Most motorists were well behaved but unfortunately in the wider Rotorua area district, "it's diabolical", Lake Okareka Rural Fire Force chief fire officer Phil Muldoon said.
His volunteer crew has had to give way to cars at roundabouts and cope with people who failed to pull over.
But one of the worst incidences was on a hill.
"Going up a steep hill in a fire appliance is not that fast but they actually overtake fire appliances, even though the lights and sirens are on."
You always had to expect the unexpected, he said.
"It is dangerous and all of our drivers are fully trained and very much aware.
"Any time delay could be the difference between life and death.
"We have lights and sirens and a mighty loud air horn. But even that doesn't really help. You can be right behind a car, horn blaring, siren going, lights on and they are completely oblivious."
Emergency Services New Zealand Central Lakes area manager Jeff Maunder said in his experience ''it's hit and miss''.
"On some days, everybody pulls over and, on other days, nobody does.
"The law says you need to pull over and allow emergency vehicles to pass for red lights and it's disappointing.

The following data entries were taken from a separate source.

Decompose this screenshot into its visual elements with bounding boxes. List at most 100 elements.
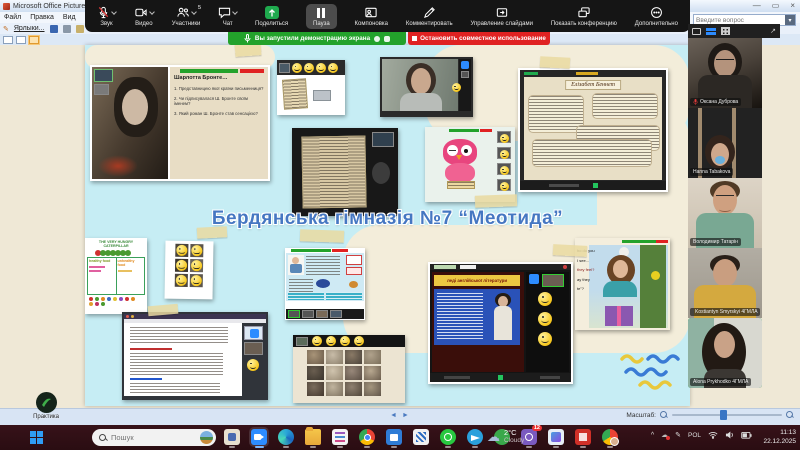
menu-edit[interactable]: Правка (30, 14, 54, 21)
thumbnail-view-icon[interactable] (3, 36, 13, 44)
shortcuts-button[interactable]: Ярлыки... (14, 25, 45, 32)
speaker-view-icon[interactable] (692, 28, 701, 35)
weather-widget[interactable]: ☁ 2°CCloudy (487, 428, 524, 444)
save-icon[interactable] (50, 25, 58, 33)
wifi-icon[interactable] (708, 431, 718, 439)
show-conference-button[interactable]: Показать конференцию (551, 6, 617, 27)
text-fragment: ay they (577, 275, 601, 285)
muted-mic-icon (693, 99, 698, 105)
participant-tile-oksana[interactable]: Оксана Дуброва (688, 38, 762, 108)
layout-icon (364, 6, 378, 19)
audio-button[interactable]: Звук (97, 6, 116, 27)
text-fragment: I see... (577, 256, 601, 266)
dropdown-icon[interactable]: ▾ (785, 15, 795, 25)
caterpillar-whiteboard: THE VERY HUNGRY CATERPILLAR healthy food… (85, 238, 147, 314)
stop-icon (412, 36, 417, 41)
strip-view-icon[interactable] (706, 28, 716, 35)
unhealthy-food-header: unhealthy food (118, 259, 144, 267)
clock[interactable]: 11:13 22.12.2025 (763, 428, 796, 446)
chat-button[interactable]: Чат (218, 6, 237, 27)
zoom-meeting-toolbar: Звук Видео 5 Участники Чат (85, 0, 690, 32)
scroll-right-icon[interactable]: ► (402, 412, 414, 419)
telegram-icon[interactable] (467, 429, 483, 445)
menu-file[interactable]: Файл (4, 14, 21, 21)
blue-lines-app-icon[interactable] (413, 429, 429, 445)
zoom-control: Масштаб: (626, 411, 794, 419)
close-button[interactable]: × (790, 1, 795, 10)
red-app-icon[interactable] (575, 429, 591, 445)
chevron-down-icon (111, 9, 117, 15)
charlotte-q2: 2. Чи підписувалася Ш. Бронте своїм імен… (174, 96, 264, 106)
start-button[interactable] (30, 431, 43, 444)
preview-icon[interactable] (76, 25, 84, 33)
language-indicator[interactable]: POL (688, 432, 701, 439)
smiley-grid-screenshot (164, 241, 213, 300)
taskbar: 12 ☁ 2°CCloudy ^ ☁ ✎ POL 11:13 22.12.202… (0, 425, 800, 450)
pencil-icon: ✎ (3, 25, 9, 33)
zoom-slider-thumb[interactable] (720, 410, 727, 420)
pause-icon (317, 8, 325, 18)
birthday-photo-card: ho do you I see... they feel? ay they te… (575, 238, 670, 330)
shared-collage-image: Шарлотта Бронте… 1. Представницею якої к… (85, 45, 690, 406)
search-highlight-image[interactable] (200, 431, 213, 444)
edge-icon[interactable] (278, 429, 294, 445)
zoom-slider[interactable] (672, 414, 782, 416)
zoom-in-icon[interactable] (786, 411, 794, 419)
participants-button[interactable]: 5 Участники (172, 6, 201, 27)
participants-icon (176, 6, 190, 19)
video-button[interactable]: Видео (134, 6, 154, 27)
more-button[interactable]: Дополнительно (635, 6, 678, 27)
waves-decoration (618, 352, 680, 390)
document-app-icon[interactable] (332, 429, 348, 445)
restore-button[interactable]: ▭ (772, 1, 780, 10)
weather-condition: Cloudy (504, 437, 524, 444)
screen-share-banner: Вы запустили демонстрацию экрана (228, 32, 406, 45)
photos-app-icon[interactable] (548, 429, 564, 445)
share-screen-icon (265, 6, 279, 19)
more-icon (650, 6, 663, 19)
help-search-input[interactable] (694, 17, 785, 24)
zoom-icon[interactable] (251, 429, 267, 445)
pen-icon[interactable]: ✎ (675, 431, 681, 439)
search-input[interactable] (111, 433, 196, 442)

It is kind of what it is and hasn't changed over the years."
Rotorua police area prevention manager Inspector Stuart Nightingale said just a few seconds or minutes could make a significant difference when it came to attending a priority incident.
From time to time, attendance was delayed due to vehicles not pulling over to let emergency services through, although he acknowledged that may be because people were unsure of what to do.
''Generally speaking from a police perspective, drivers in the Rotorua area are good at pulling over or making space for police vehicles to pass when they have their sirens flashing.
"We remind motorists to use their rear vision mirrors, particularly if they have music on in their vehicle, so that they are aware if emergency service vehicles are behind them with their lights and sirens activated."
A St John spokeswoman said most members of the public co-operated when an emergency vehicle under lights and sirens was making its way to an incident.
St John introduced yellow ambulances back in 2013 for improved visibility and safety.
"Yellow vehicles are the most noticeable on the road, particularly in low light. Ambulance officers reported an improvement in the public noticing and giving way to St John vehicles as a result."
- Police understand it can be a bit alarming for motorists, but there is no need to be concerned.
- If this does happen to you we advise putting on your indicator so the emergency services vehicle can see you are intending to pull over, and then pull to the side as soon as it is safe for you to do so.
- Emergency Service vehicles have their lights and sirens activated whenever they need to attend a critical incident.